La nuova normativa sui limiti urbani e l'impatto sulla guida quotidiana
Il limite di 30 km/h in città è uno degli argomenti più dibattuti nel mondo della mobilità urbana italiana degli ultimi anni. A causa della riforma del Codice della Strada 2024 e dell’esempio di città come Bologna — prima grande città italiana a sperimentare il limite esteso — migliaia di automobilisti si chiedono se e dove si applica la zona 30 km/h, quali sono le sanzioni e cosa cambia nella guida quotidiana. Questa guida raccoglie tutto quello che gli automobilisti devono sapere sulla normativa in evoluzione.
Indice dei contenuti
Cos’è la Zona 30 e dove si applica
La Zona 30 è un’area urbana delimitata dalla segnaletica stradale in cui il limite massimo di velocità è fissato a 30 km/h. Si distingue dal semplice cartello di limite a 30 su una singola strada perché riguarda un’intera zona — solitamente un quartiere residenziale, un’area scolastica o un centro storico — e può essere accompagnata da misure fisiche di moderazione del traffico come dossi, chicane e restringimenti. L’obiettivo è ridurre la velocità media dei veicoli e migliorare la convivenza tra auto, pedoni e ciclisti.
Differenza tra Zona 30 e limite generico a 30 km/h
È importante distinguere tra due situazioni diverse. Il limite generico a 30 km/h è imposto da un cartello su una strada specifica e vale solo per quel tratto. La Zona 30 è invece un’area delimitata da appositi cartelli di ingresso e uscita (con il numero 30 in un pannello specifico), all’interno della quale il limite si applica a tutte le strade, salvo diversa indicazione. Nelle Zone 30 è anche comune la precedenza ai pedoni e la limitazione della sosta, con l’obiettivo di rendere l’intero quartiere più sicuro e vivibile.
Comuni che hanno già adottato il limite esteso
In Italia, il caso più noto è quello di Bologna, che nel 2023 ha esteso il limite a 30 km/h a circa il 70% delle strade cittadine, diventando la prima grande città italiana a sperimentare questa misura su larga scala. Altre città come Milano, Roma e Torino hanno introdotto Zona 30 in aree specifiche — zone scolastiche, quartieri residenziali, lungomari — senza però estendere la misura a tutta la rete viaria urbana. Il modello europeo più avanzato è quello di Parigi e Bruxelles, dove il 30 km/h è diventato il limite predefinito su tutta la città, con il 50 km/h riservato alle sole arterie principali.

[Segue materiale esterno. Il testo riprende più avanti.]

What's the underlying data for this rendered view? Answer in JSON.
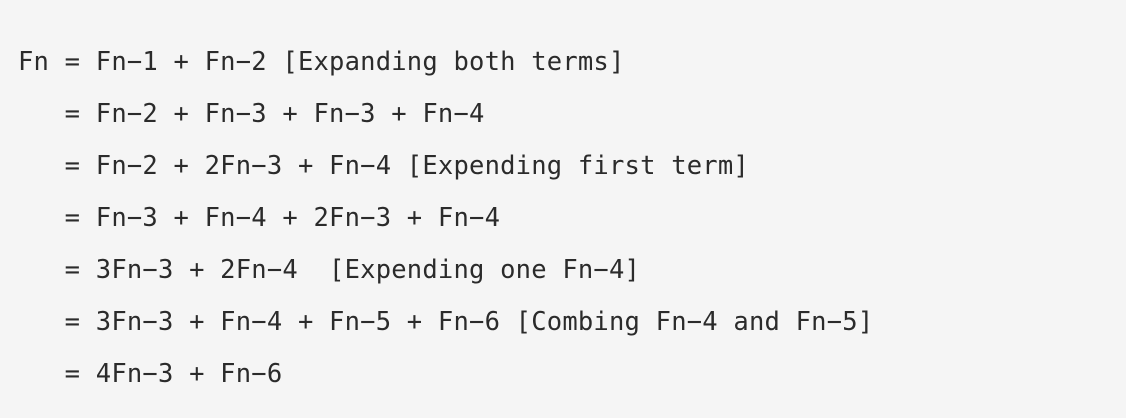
{
  "code_block": {
    "lines": [
      "Fn = Fn−1 + Fn−2 [Expanding both terms]",
      "   = Fn−2 + Fn−3 + Fn−3 + Fn−4",
      "   = Fn−2 + 2Fn−3 + Fn−4 [Expending first term]",
      "   = Fn−3 + Fn−4 + 2Fn−3 + Fn−4",
      "   = 3Fn−3 + 2Fn−4  [Expending one Fn−4]",
      "   = 3Fn−3 + Fn−4 + Fn−5 + Fn−6 [Combing Fn−4 and Fn−5]",
      "   = 4Fn−3 + Fn−6"
    ]
  },
  "colors": {
    "background": "#f5f5f5",
    "text": "#2b2b2b"
  }
}
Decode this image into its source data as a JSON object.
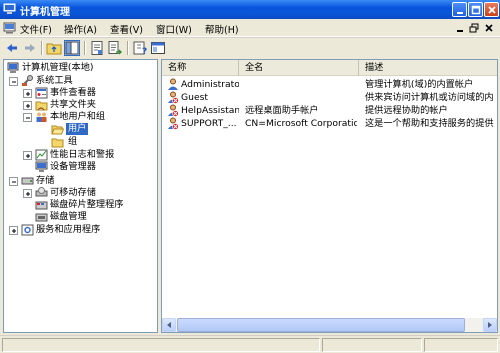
{
  "window": {
    "title": "计算机管理"
  },
  "menubar": {
    "items": [
      "文件(F)",
      "操作(A)",
      "查看(V)",
      "窗口(W)",
      "帮助(H)"
    ]
  },
  "tree": {
    "root": "计算机管理(本地)",
    "system_tools": "系统工具",
    "event_viewer": "事件查看器",
    "shared_folders": "共享文件夹",
    "local_users_groups": "本地用户和组",
    "users": "用户",
    "groups": "组",
    "perf_logs": "性能日志和警报",
    "device_manager": "设备管理器",
    "storage": "存储",
    "removable_storage": "可移动存储",
    "disk_defrag": "磁盘碎片整理程序",
    "disk_management": "磁盘管理",
    "services_apps": "服务和应用程序"
  },
  "list": {
    "headers": [
      "名称",
      "全名",
      "描述"
    ],
    "rows": [
      {
        "name": "Administrator",
        "fullname": "",
        "desc": "管理计算机(域)的内置帐户"
      },
      {
        "name": "Guest",
        "fullname": "",
        "desc": "供来宾访问计算机或访问域的内"
      },
      {
        "name": "HelpAssistant",
        "fullname": "远程桌面助手帐户",
        "desc": "提供远程协助的帐户"
      },
      {
        "name": "SUPPORT_...",
        "fullname": "CN=Microsoft Corporatio...",
        "desc": "这是一个帮助和支持服务的提供"
      }
    ]
  },
  "colors": {
    "titlebar": "#0855dd",
    "selection": "#316ac5",
    "chrome": "#ece9d8"
  }
}
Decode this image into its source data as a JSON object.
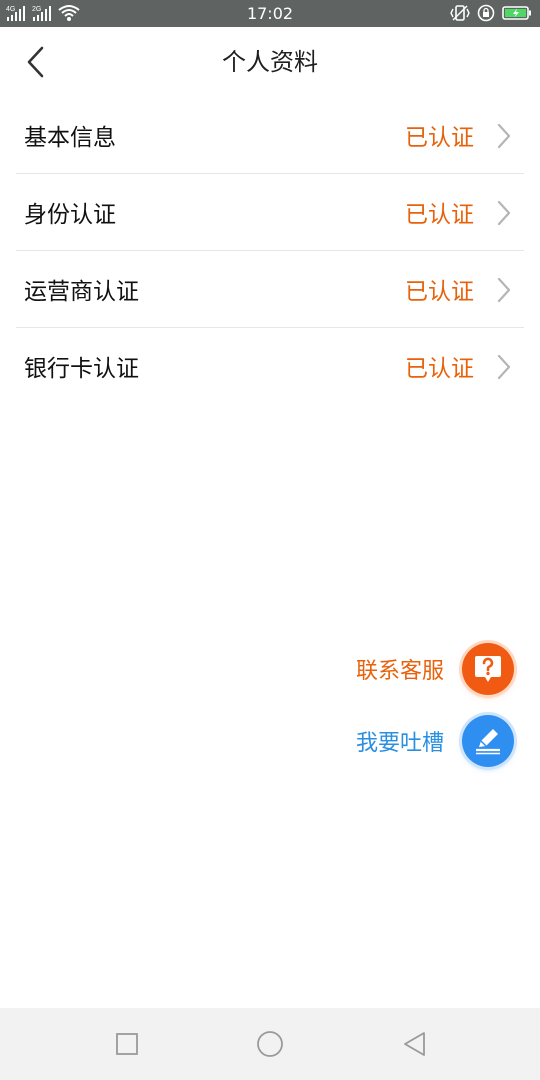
{
  "status_bar": {
    "time": "17:02",
    "network_1": "4G",
    "network_2": "2G",
    "icons": [
      "signal-icon",
      "signal-icon",
      "wifi-icon",
      "vibrate-icon",
      "rotation-lock-icon",
      "battery-charging-icon"
    ],
    "battery_color": "#4cd964"
  },
  "header": {
    "title": "个人资料",
    "back_icon": "back-arrow-icon"
  },
  "list": {
    "items": [
      {
        "label": "基本信息",
        "status": "已认证"
      },
      {
        "label": "身份认证",
        "status": "已认证"
      },
      {
        "label": "运营商认证",
        "status": "已认证"
      },
      {
        "label": "银行卡认证",
        "status": "已认证"
      }
    ],
    "status_color": "#e8620c"
  },
  "actions": {
    "customer_service": {
      "label": "联系客服",
      "icon": "help-chat-icon",
      "color": "#f05a12"
    },
    "feedback": {
      "label": "我要吐槽",
      "icon": "edit-pen-icon",
      "color": "#2f8ff0"
    }
  },
  "nav_bar": {
    "icons": [
      "recent-apps-icon",
      "home-icon",
      "back-icon"
    ]
  }
}
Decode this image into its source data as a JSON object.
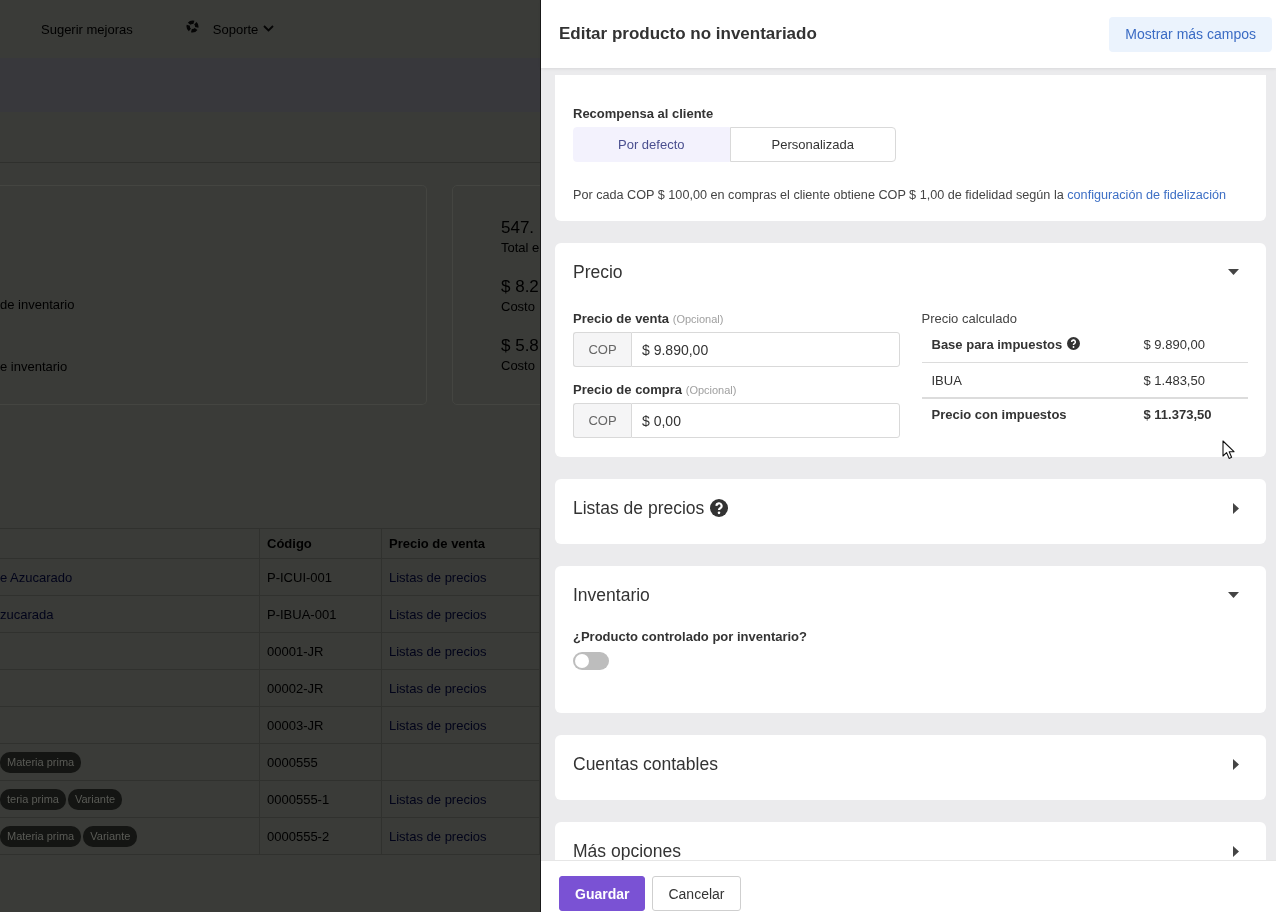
{
  "background_page": {
    "nav": {
      "items": [
        {
          "label": "Sugerir mejoras",
          "kind": "link"
        },
        {
          "label": "Soporte",
          "kind": "menu"
        }
      ]
    },
    "summary_cards": [
      {
        "stats": [
          {
            "label": "de inventario"
          },
          {
            "label": "e inventario"
          }
        ]
      },
      {
        "stats": [
          {
            "value": "547.",
            "label": "Total e"
          },
          {
            "value": "$ 8.2",
            "label": "Costo"
          },
          {
            "value": "$ 5.8",
            "label": "Costo"
          }
        ]
      }
    ],
    "table": {
      "columns": [
        "Código",
        "Precio de venta"
      ],
      "rows": [
        {
          "column_1": "e Azucarado",
          "codigo": "P-ICUI-001",
          "precio_de_venta": "Listas de precios"
        },
        {
          "column_1": "zucarada",
          "codigo": "P-IBUA-001",
          "precio_de_venta": "Listas de precios"
        },
        {
          "codigo": "00001-JR",
          "precio_de_venta": "Listas de precios"
        },
        {
          "codigo": "00002-JR",
          "precio_de_venta": "Listas de precios"
        },
        {
          "codigo": "00003-JR",
          "precio_de_venta": "Listas de precios"
        },
        {
          "tags": [
            "Materia prima"
          ],
          "codigo": "0000555"
        },
        {
          "tags": [
            "teria prima",
            "Variante"
          ],
          "codigo": "0000555-1",
          "precio_de_venta": "Listas de precios"
        },
        {
          "tags": [
            "Materia prima",
            "Variante"
          ],
          "codigo": "0000555-2",
          "precio_de_venta": "Listas de precios"
        }
      ]
    }
  },
  "drawer": {
    "title": "Editar producto no inventariado",
    "header_button": "Mostrar más campos",
    "sections": [
      {
        "kind": "reward",
        "label": "Recompensa al cliente",
        "options": [
          {
            "label": "Por defecto",
            "selected": true
          },
          {
            "label": "Personalizada",
            "selected": false
          }
        ],
        "note": "Por cada COP $ 100,00 en compras el cliente obtiene COP $ 1,00 de fidelidad según la",
        "note_link": "configuración de fidelización"
      },
      {
        "kind": "price",
        "title": "Precio",
        "expanded": true,
        "fields": [
          {
            "label": "Precio de venta",
            "hint": "(Opcional)",
            "currency": "COP",
            "value": "$ 9.890,00"
          },
          {
            "label": "Precio de compra",
            "hint": "(Opcional)",
            "currency": "COP",
            "value": "$ 0,00"
          }
        ],
        "calculated": {
          "title": "Precio calculado",
          "rows": [
            {
              "kind": "base",
              "label": "Base para impuestos",
              "value": "$ 9.890,00"
            },
            {
              "kind": "tax",
              "label": "IBUA",
              "value": "$ 1.483,50"
            },
            {
              "kind": "total",
              "label": "Precio con impuestos",
              "value": "$ 11.373,50"
            }
          ]
        }
      },
      {
        "kind": "plain",
        "title": "Listas de precios",
        "help": true,
        "expanded": false
      },
      {
        "kind": "inventory",
        "title": "Inventario",
        "expanded": true,
        "toggle_label": "¿Producto controlado por inventario?",
        "on": false
      },
      {
        "kind": "plain",
        "title": "Cuentas contables",
        "expanded": false
      },
      {
        "kind": "plain",
        "title": "Más opciones",
        "expanded": false
      }
    ],
    "footer_buttons": [
      {
        "label": "Guardar",
        "kind": "primary"
      },
      {
        "label": "Cancelar",
        "kind": "secondary"
      }
    ]
  }
}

Il nuovo Codice della Strada e i limiti in città
La riforma del Codice della Strada 2024–2025 ha introdotto modifiche significative sulla governance dei limiti di velocità urbani, trasferendo maggiore autonomia ai Comuni nelle decisioni sulla rete viaria locale. Ecco cosa prevede la normativa aggiornata.
Cosa prevede la riforma del CdS 2024–2025
La riforma conferma che il limite generale in area urbana rimane 50 km/h, come da normativa europea. Tuttavia, introduce la possibilità per i Comuni di ridurre il limite a 30 km/h su strade locali e residenziali senza dover richiedere autorizzazioni specifiche al Ministero, semplificando l’iter amministrativo. Viene anche introdotto l’obbligo di motivazione tecnica per i Comuni che vogliano estendere il 30 km/h alle strade urbane principali (quelle con carreggiate a più corsie o con traffico sostenuto), richiedendo una relazione tecnica che giustifichi la misura sulla base di dati di incidentalità.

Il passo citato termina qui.